Earth Planets Space, Vol. 56 (No. 12), pp. 1121-1133, 2004
A. Ord1, B. E. Hobbs1, and K. Regenauer-Lieb1,2
1Predictive Mineral Discovery Cooperative Research Centre, CSIRO Exploration and Mining, PO Box 1130, Bentley, WA 6102, Australia
2Johannes Gutenberg-Universitat Mainz, Geophysics and Geodynamics, 55099 Mainz, Germany
(Received June 15, 2004; Revised December 31, 2004; Accepted December 31, 2004)
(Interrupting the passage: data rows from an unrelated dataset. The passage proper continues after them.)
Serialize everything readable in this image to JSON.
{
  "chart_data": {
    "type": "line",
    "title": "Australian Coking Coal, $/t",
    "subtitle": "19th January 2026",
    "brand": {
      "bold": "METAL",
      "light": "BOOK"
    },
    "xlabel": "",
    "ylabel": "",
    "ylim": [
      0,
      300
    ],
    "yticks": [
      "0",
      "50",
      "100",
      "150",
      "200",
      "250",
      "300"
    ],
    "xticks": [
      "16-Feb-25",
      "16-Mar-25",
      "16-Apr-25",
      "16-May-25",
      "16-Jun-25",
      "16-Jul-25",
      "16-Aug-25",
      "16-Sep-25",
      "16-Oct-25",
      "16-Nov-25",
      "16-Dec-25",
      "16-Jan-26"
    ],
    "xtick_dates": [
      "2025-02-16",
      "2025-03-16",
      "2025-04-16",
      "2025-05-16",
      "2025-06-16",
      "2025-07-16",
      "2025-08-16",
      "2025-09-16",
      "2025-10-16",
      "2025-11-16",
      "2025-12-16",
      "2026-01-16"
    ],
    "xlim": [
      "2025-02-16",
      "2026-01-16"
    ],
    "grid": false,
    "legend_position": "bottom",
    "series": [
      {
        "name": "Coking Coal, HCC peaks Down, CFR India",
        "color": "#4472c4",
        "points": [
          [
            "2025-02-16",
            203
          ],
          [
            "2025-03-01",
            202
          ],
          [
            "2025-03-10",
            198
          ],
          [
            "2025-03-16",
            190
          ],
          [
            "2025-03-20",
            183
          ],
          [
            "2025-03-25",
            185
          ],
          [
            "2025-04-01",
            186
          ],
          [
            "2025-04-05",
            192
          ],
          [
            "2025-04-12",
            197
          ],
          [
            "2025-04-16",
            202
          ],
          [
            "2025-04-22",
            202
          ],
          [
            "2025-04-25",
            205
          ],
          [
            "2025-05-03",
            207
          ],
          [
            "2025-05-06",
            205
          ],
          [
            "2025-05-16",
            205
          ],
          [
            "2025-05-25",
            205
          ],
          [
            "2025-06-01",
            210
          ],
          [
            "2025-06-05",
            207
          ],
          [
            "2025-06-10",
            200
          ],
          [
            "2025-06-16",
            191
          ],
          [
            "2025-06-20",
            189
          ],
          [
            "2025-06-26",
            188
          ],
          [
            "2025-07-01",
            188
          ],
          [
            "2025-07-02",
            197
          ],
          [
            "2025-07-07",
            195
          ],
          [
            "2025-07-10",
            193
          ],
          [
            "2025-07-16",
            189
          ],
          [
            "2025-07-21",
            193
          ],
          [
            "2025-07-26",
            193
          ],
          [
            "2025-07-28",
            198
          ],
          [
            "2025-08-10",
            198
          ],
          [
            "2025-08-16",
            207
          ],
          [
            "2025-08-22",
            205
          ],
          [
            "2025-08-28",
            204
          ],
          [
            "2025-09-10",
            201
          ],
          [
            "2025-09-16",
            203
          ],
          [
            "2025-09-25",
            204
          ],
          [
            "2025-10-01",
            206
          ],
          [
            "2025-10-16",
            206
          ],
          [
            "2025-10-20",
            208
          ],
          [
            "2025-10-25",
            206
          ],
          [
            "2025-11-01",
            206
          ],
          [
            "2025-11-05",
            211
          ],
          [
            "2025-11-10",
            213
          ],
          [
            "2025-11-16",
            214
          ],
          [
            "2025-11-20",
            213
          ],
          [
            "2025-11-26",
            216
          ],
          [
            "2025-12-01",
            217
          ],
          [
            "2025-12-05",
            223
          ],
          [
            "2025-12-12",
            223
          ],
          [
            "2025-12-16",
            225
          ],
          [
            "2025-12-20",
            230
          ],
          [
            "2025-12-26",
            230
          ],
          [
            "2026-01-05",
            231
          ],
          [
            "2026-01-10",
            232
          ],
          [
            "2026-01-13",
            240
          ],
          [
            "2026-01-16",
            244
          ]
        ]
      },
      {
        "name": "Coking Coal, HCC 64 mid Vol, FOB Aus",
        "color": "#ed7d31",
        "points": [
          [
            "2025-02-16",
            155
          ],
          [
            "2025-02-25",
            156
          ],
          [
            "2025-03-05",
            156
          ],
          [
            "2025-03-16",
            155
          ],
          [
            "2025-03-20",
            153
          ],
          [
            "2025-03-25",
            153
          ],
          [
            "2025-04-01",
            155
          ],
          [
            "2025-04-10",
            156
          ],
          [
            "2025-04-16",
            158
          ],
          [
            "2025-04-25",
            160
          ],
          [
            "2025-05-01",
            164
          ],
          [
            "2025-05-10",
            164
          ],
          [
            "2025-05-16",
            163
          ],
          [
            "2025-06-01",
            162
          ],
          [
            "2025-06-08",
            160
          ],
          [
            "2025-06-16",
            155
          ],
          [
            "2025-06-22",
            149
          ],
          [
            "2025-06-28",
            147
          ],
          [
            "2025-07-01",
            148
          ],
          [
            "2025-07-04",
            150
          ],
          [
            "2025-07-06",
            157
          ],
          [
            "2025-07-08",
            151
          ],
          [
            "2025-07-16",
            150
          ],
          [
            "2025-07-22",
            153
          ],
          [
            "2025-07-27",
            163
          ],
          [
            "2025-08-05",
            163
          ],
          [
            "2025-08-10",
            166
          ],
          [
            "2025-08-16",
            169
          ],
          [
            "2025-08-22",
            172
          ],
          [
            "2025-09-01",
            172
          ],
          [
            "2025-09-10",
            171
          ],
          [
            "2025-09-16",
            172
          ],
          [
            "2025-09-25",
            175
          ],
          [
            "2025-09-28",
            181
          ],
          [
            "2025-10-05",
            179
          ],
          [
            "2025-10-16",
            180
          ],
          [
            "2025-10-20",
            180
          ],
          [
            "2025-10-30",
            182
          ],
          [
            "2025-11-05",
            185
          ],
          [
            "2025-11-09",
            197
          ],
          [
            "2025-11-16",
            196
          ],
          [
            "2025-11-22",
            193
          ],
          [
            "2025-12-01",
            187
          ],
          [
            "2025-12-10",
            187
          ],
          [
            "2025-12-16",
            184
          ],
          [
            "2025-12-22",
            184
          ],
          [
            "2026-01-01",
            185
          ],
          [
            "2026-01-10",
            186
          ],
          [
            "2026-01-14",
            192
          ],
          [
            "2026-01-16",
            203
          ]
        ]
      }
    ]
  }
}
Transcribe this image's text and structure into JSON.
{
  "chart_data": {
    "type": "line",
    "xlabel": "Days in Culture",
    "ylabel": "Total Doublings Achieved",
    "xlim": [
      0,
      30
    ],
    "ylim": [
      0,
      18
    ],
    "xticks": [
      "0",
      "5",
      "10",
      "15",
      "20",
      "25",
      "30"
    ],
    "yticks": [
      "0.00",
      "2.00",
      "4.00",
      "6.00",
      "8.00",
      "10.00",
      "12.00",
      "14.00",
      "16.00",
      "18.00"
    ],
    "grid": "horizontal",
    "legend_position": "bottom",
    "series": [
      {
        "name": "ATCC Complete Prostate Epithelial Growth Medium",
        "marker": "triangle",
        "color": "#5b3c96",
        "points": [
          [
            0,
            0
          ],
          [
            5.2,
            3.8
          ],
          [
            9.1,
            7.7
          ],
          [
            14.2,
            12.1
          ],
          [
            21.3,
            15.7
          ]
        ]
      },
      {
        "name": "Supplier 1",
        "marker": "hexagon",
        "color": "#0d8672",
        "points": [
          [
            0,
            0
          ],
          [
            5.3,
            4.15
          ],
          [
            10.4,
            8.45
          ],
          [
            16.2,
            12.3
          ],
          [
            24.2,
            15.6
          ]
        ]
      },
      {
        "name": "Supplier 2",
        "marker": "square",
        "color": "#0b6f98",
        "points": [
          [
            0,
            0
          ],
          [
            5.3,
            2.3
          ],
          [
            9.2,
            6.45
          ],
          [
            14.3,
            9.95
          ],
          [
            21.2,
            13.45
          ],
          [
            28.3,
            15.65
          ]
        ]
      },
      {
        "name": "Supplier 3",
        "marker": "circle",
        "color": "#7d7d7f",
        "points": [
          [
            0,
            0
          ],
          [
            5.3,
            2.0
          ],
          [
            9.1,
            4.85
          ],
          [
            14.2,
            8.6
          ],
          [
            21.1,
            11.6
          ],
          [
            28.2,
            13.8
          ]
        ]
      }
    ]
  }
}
The classical application of rate and state dependent frictional constitutive laws has involved the instabilities developed between two sliding surfaces. In such a situation, the behaviour and evolution of asperities is the controlling mechanism of velocity weakening. However, most faults have a substantial thickness and it would appear that it is the bulk behaviour of the fault gouge, at whatever scale, that is important. The purpose of this paper is to explore how bulk frictional sliding behaviour may be described. We explore here the consequences of applying the rate and state framework initially developed to describe the frictional behaviour at the interface between two interacting sliding blocks, to frictional behaviour within a layer of gouge that has bulk elasticplastic constitutive behaviour. The approach taken here is to replace the relative sliding velocity in the classical formulation with the maximum shear strain rate, D, and the characteristic length with a characteristic shear strain, gc. This means that the frictional behaviour of the bulk material now evolves with shear strain rate, D, over a characteristic shear strain, gc. This approach still does not address the problem of reproducing natural recurrence times between instabilities, but perhaps places the problem in a new framework.
Key words: Seismicity, constitutive model, rate and state dependant friction, bulk frictional elastic-plastic behaviour.